En quelques semaines, au fil des Grands Prix et des podiums, le Britannique s’est forgé une réputation et une popularité digne des plus grands. Il faut admettre que son talent s’avère peu commun, puisqu’il a réussi l’exploit de terminer sur le podium lors de chacune des cinq premières manches du championnat. Ce n’était jamais arrivé dans l’histoire de la Formule 1.

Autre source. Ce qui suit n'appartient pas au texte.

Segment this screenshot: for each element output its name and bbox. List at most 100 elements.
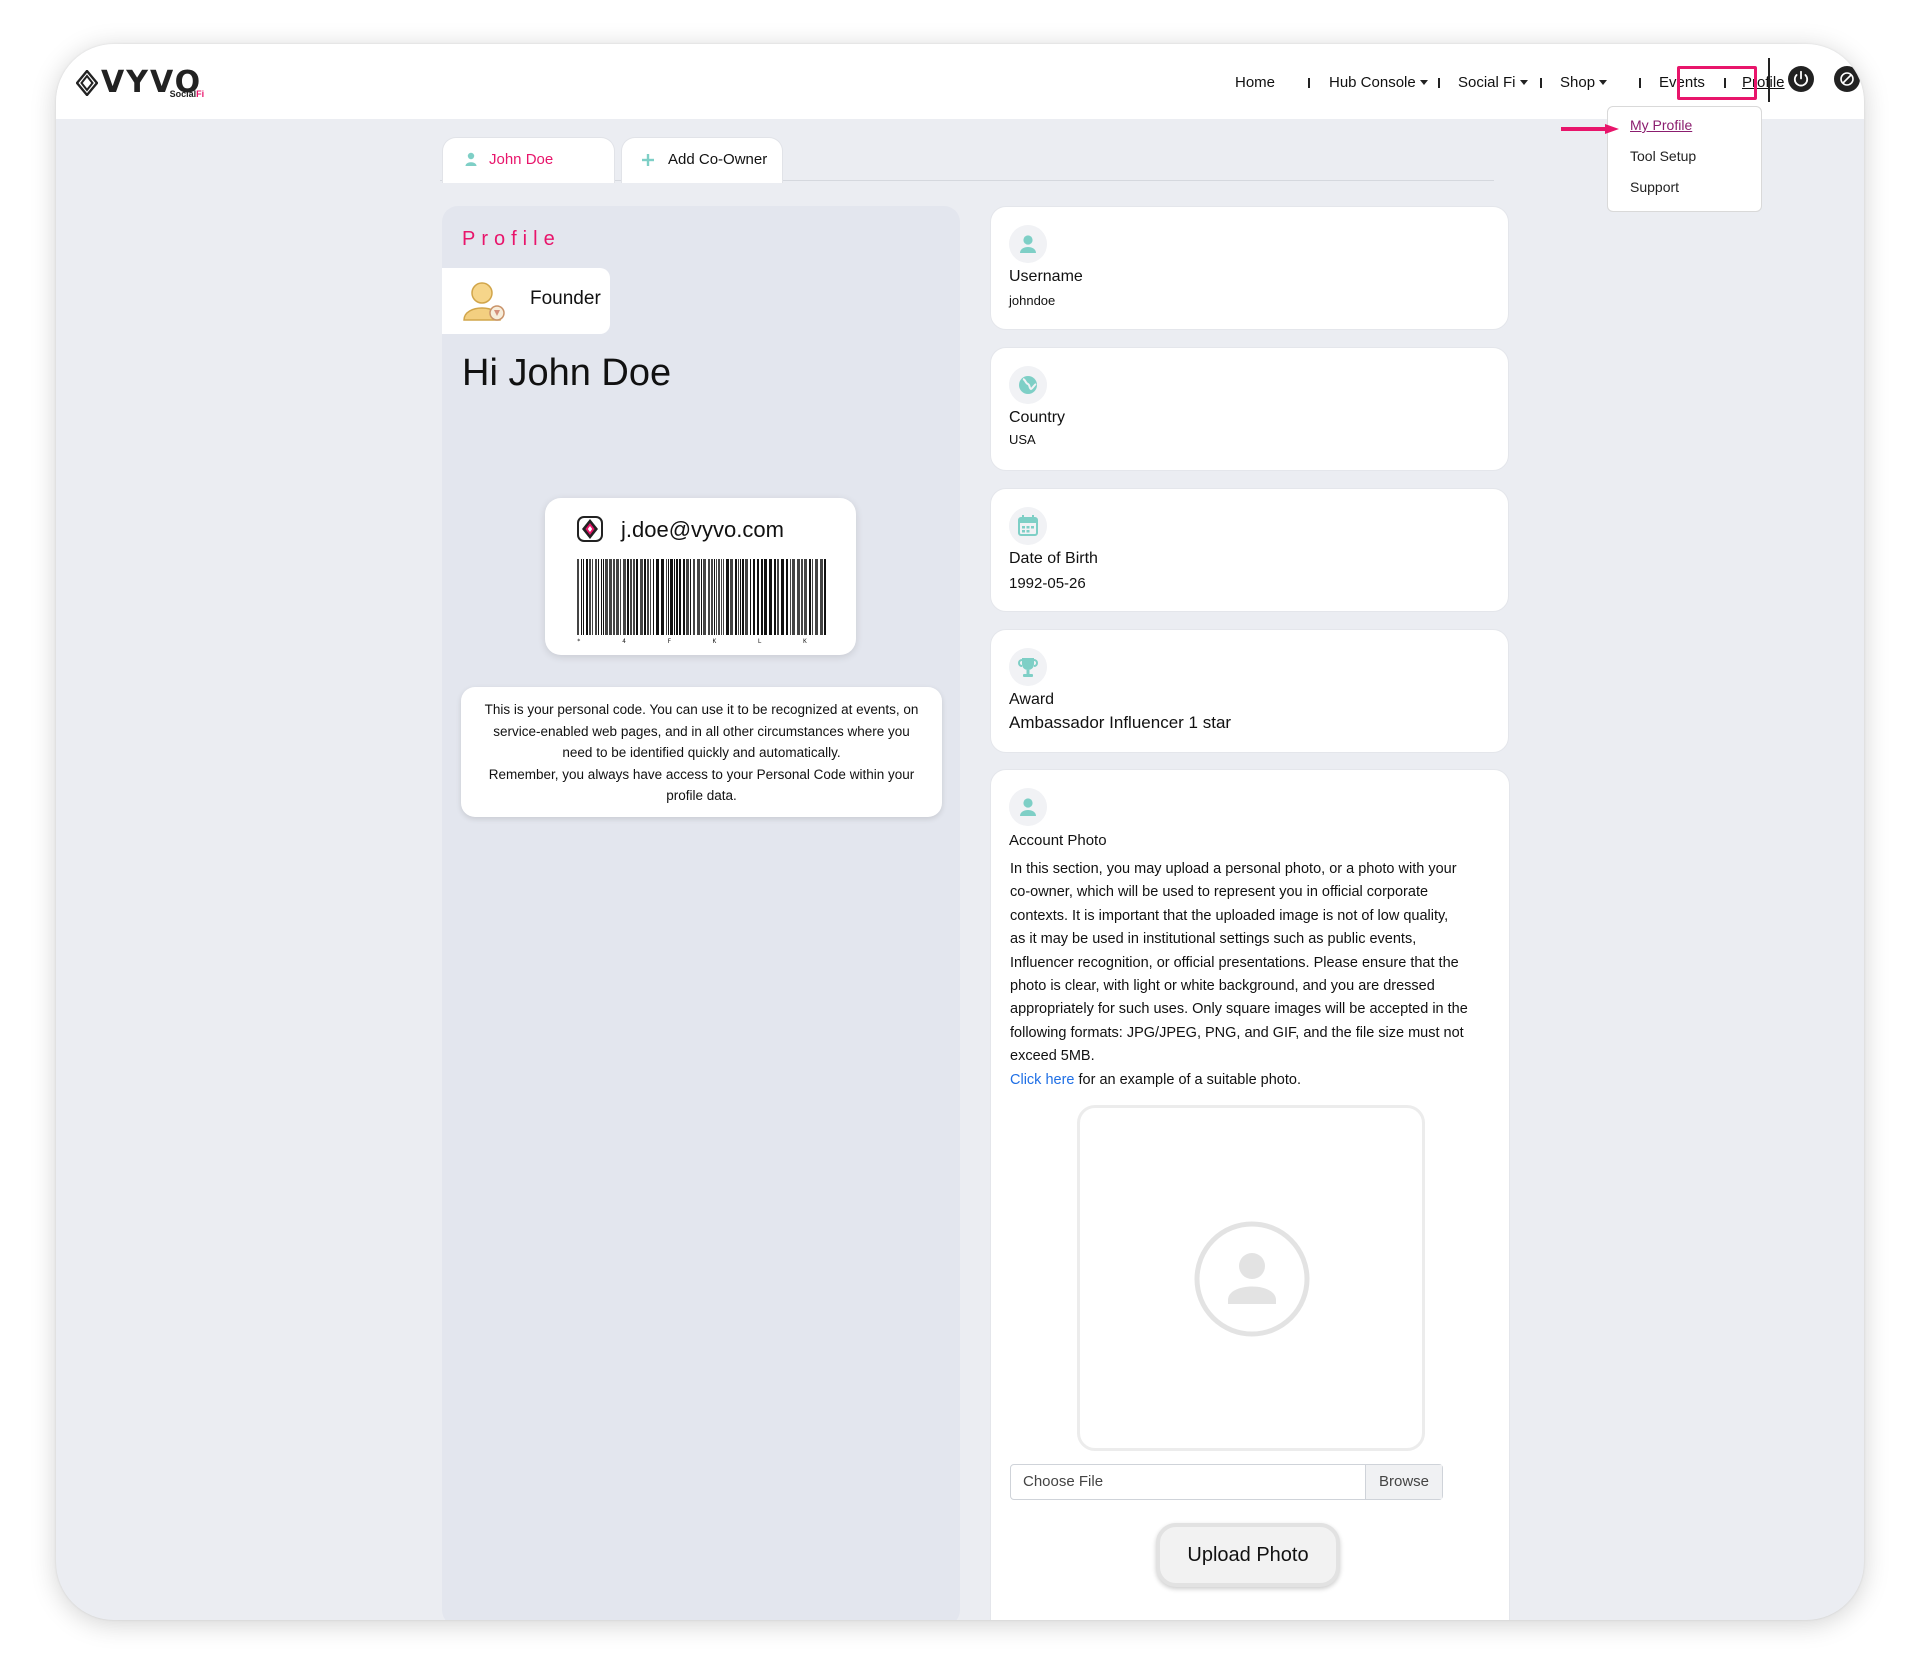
barcode-bar — [650, 559, 651, 635]
barcode-bar — [676, 559, 678, 635]
barcode-bar — [603, 559, 604, 635]
tab-owner[interactable]: John Doe — [442, 137, 615, 183]
example-line-suffix: for an example of a suitable photo. — [1074, 1071, 1301, 1088]
date-of-birth-card: Date of Birth 1992-05-26 — [990, 488, 1509, 612]
power-icon[interactable] — [1787, 65, 1815, 93]
personal-code-info: This is your personal code. You can use … — [461, 687, 942, 817]
browse-button[interactable]: Browse — [1365, 1465, 1442, 1499]
barcode-bar — [735, 559, 737, 635]
barcode-bar — [718, 559, 720, 635]
vyvo-code-icon — [577, 516, 603, 542]
account-photo-label: Account Photo — [1009, 832, 1107, 849]
role-label: Founder — [530, 288, 601, 309]
barcode-bar — [661, 559, 664, 635]
info-line: This is your personal code. You can use … — [484, 702, 919, 717]
file-input[interactable]: Choose File — [1011, 1465, 1365, 1499]
vyvo-logo[interactable]: VYVO SocialFi — [76, 66, 204, 100]
award-value: Ambassador Influencer 1 star — [1009, 713, 1232, 732]
barcode-bar — [797, 559, 800, 635]
barcode-bar — [716, 559, 717, 635]
tab-add-co-owner-label: Add Co-Owner — [668, 151, 768, 168]
nav-separator — [1308, 78, 1310, 88]
nav-separator — [1540, 78, 1542, 88]
vyvo-diamond-icon — [76, 70, 98, 96]
file-picker: Choose File Browse — [1010, 1464, 1443, 1500]
barcode-bar — [824, 559, 826, 635]
barcode-caption: * 4 F K L K 0 * — [577, 638, 827, 645]
barcode-bar — [809, 559, 811, 635]
barcode-bar — [686, 559, 689, 635]
barcode-bar — [753, 559, 755, 635]
barcode-bar — [601, 559, 602, 635]
barcode-bar — [777, 559, 779, 635]
profile-summary-panel: Profile Founder Hi John Doe j.doe@vyvo.c… — [442, 206, 960, 1620]
desc-line: exceed 5MB. — [1010, 1048, 1095, 1065]
tab-add-co-owner[interactable]: Add Co-Owner — [621, 137, 783, 183]
menu-my-profile[interactable]: My Profile — [1630, 117, 1692, 133]
upload-photo-button[interactable]: Upload Photo — [1156, 1523, 1340, 1587]
barcode-bar — [750, 559, 751, 635]
barcode-bar — [769, 559, 772, 635]
nav-hub-console[interactable]: Hub Console — [1329, 68, 1428, 98]
barcode-bar — [761, 559, 763, 635]
barcode-bar — [708, 559, 710, 635]
barcode-bar — [581, 559, 582, 635]
barcode-bar — [764, 559, 767, 635]
award-label: Award — [1009, 691, 1055, 708]
account-photo-card: Account Photo In this section, you may u… — [990, 769, 1510, 1620]
theme-toggle-icon[interactable] — [1833, 65, 1861, 93]
menu-support[interactable]: Support — [1630, 179, 1679, 195]
nav-shop[interactable]: Shop — [1560, 68, 1608, 98]
profile-highlight-box — [1677, 66, 1757, 100]
barcode-bar — [595, 559, 597, 635]
barcode-bar — [820, 559, 823, 635]
barcode-bar — [730, 559, 733, 635]
barcode-bar — [577, 559, 579, 635]
barcode-bar — [613, 559, 615, 635]
example-photo-link[interactable]: Click here — [1010, 1072, 1074, 1088]
barcode-bar — [620, 559, 621, 635]
menu-tool-setup[interactable]: Tool Setup — [1630, 148, 1696, 164]
barcode-bar — [616, 559, 619, 635]
logo-wordmark: VYVO SocialFi — [101, 68, 204, 100]
logo-subtext: SocialFi — [169, 89, 205, 99]
caret-down-icon — [1519, 79, 1528, 85]
user-email: j.doe@vyvo.com — [621, 517, 784, 542]
barcode-bar — [668, 559, 669, 635]
barcode-bar — [792, 559, 795, 635]
nav-social-fi[interactable]: Social Fi — [1458, 68, 1528, 98]
barcode-bar — [711, 559, 713, 635]
barcode-bar — [666, 559, 667, 635]
info-line: service-enabled web pages, and in all ot… — [493, 723, 910, 739]
barcode-bar — [627, 559, 629, 635]
example-line: Click here for an example of a suitable … — [1010, 1069, 1498, 1092]
username-value: johndoe — [1009, 293, 1056, 308]
desc-line: In this section, you may upload a person… — [1010, 861, 1457, 877]
desc-line: appropriately for such uses. Only square… — [1010, 1001, 1468, 1018]
barcode-bar — [812, 559, 813, 635]
app-window: VYVO SocialFi Home Hub Console Social Fi … — [56, 44, 1864, 1620]
barcode-bar — [726, 559, 729, 635]
award-card: Award Ambassador Influencer 1 star — [990, 629, 1509, 753]
nav-separator — [1438, 78, 1440, 88]
desc-line: contexts. It is important that the uploa… — [1010, 907, 1449, 924]
barcode-bar — [781, 559, 784, 635]
info-line: Remember, you always have access to your… — [488, 766, 915, 782]
nav-separator — [1639, 78, 1641, 88]
barcode-bar — [801, 559, 803, 635]
globe-icon — [1009, 366, 1047, 404]
barcode-bar — [683, 559, 685, 635]
barcode-bar — [701, 559, 702, 635]
caret-down-icon — [1419, 79, 1428, 85]
barcode-bar — [644, 559, 646, 635]
barcode-bar — [605, 559, 608, 635]
barcode-bar — [815, 559, 818, 635]
username-label: Username — [1009, 268, 1083, 285]
nav-home[interactable]: Home — [1235, 68, 1275, 98]
greeting-heading: Hi John Doe — [462, 352, 672, 394]
photo-preview-frame[interactable] — [1077, 1105, 1425, 1451]
info-line: profile data. — [666, 788, 737, 804]
pointer-arrow-icon — [1561, 124, 1619, 134]
barcode-bar — [690, 559, 691, 635]
dob-label: Date of Birth — [1009, 550, 1098, 567]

Luc Domenjoz COLLABORATION SPéCIALE

En quelques semaines, au fil des Grands Prix et des podiums, le Britannique s’est forgé une réputation et une popularité digne des plus grands. Il faut admettre que son talent s’avère peu commun, puisqu’il a réussi l’exploit de terminer sur le podium lors de chacune des cinq premières manches du championnat. Ce n’était jamais arrivé dans l’histoire de la Formule 1.

Posé et calme

Mais Lewis Hamilton n’est pas seulement terriblement doué. Il est aussi exceptionnellement posé et calme. Il ne commet pratiquement pas d’erreur – mise à part une petite sortie de route à Monaco, lors des essais, il y a deux semaines –, et peut faire face sans sourciller à une meute de journalistes et de caméras après les courses.

Son coéquipier, Fernando Alonso, est réputé comme l’un des pilotes de Formule 1 les plus rapides du moment. Le principal exploit de Hamilton est donc de faire aussi bien que lui, voir mieux lors de plusieurs séances d’essais.

Jusqu’ici, cette saison, il connaissait tous les circuits visités – Melbourne mis à part – pour y avoir tourné en essais privés. À Montréal, pour la première fois depuis le Grand Prix d’Australie, il se retrouvera face à un tracé sur lequel il n’a jamais tourné. «Je n’ai encore jamais piloté sur le circuit Gilles-Villeneuve, et je n’ai même jamais mis les pieds au Canada, admet-il. Mais je me réjouis de me trouver sur cette piste. Il semble que ce soit un superbe circuit pour courir, grâce à ses nombreux endroits pour doubler.»

Sur le simulateur

Si le jeune Britannique n’a encore jamais foulé l’asphalte du circuit montréalais, il le connaît néanmoins déjà par cœur : il y a couvert des dizaines de tours sur le simulateur extrêmement sophistiqué mis au point par l’écurie McLaren. «Oui, je me suis beaucoup préparé avec mes ingénieurs, depuis le McLaren Technology Centre, en vue de Montréal et d’Indianapolis.

 

«Mais évidemment, rien ne remplace la réalité de la piste. C’est pourquoi, pendant mes premiers tours de roue, vendredi, je vais me concentrer sur les particularités du circuit : ses longues lignes droites, ses freinages appuyés, et le manque d’adhérence du revêtement…»

Sa constance et son talent feront le reste. Pour l’équipe McLaren, le Grand Prix de Monaco, il y a deux semaines, s’est conclu par le doublé des monoplaces numérotées 1 et 2.

Ne manque qu’une victoire

Du coup, Hamilton ne peut qu’espérer un bon résultat dimanche, même si la concurrence des Ferrari sera rude. «Pour l’instant, nous sommes en tête des deux championnats du monde (pilotes et constructeurs) avant d’attaquer ces deux courses nord-américaines, poursuit-il. C’est idéal. Je ne tiens plus en place, je suis vraiment impatient de reprendre la piste et de me concentrer sur la course.»

Il ne manque désormais plus qu’une victoire pour parfaire le bonheur de Lewis. Et pourquoi pas dimanche, sur le circuit Gilles Villeneuve ? «Ce serait le rêve», de conclure le jeune pilote McLaren.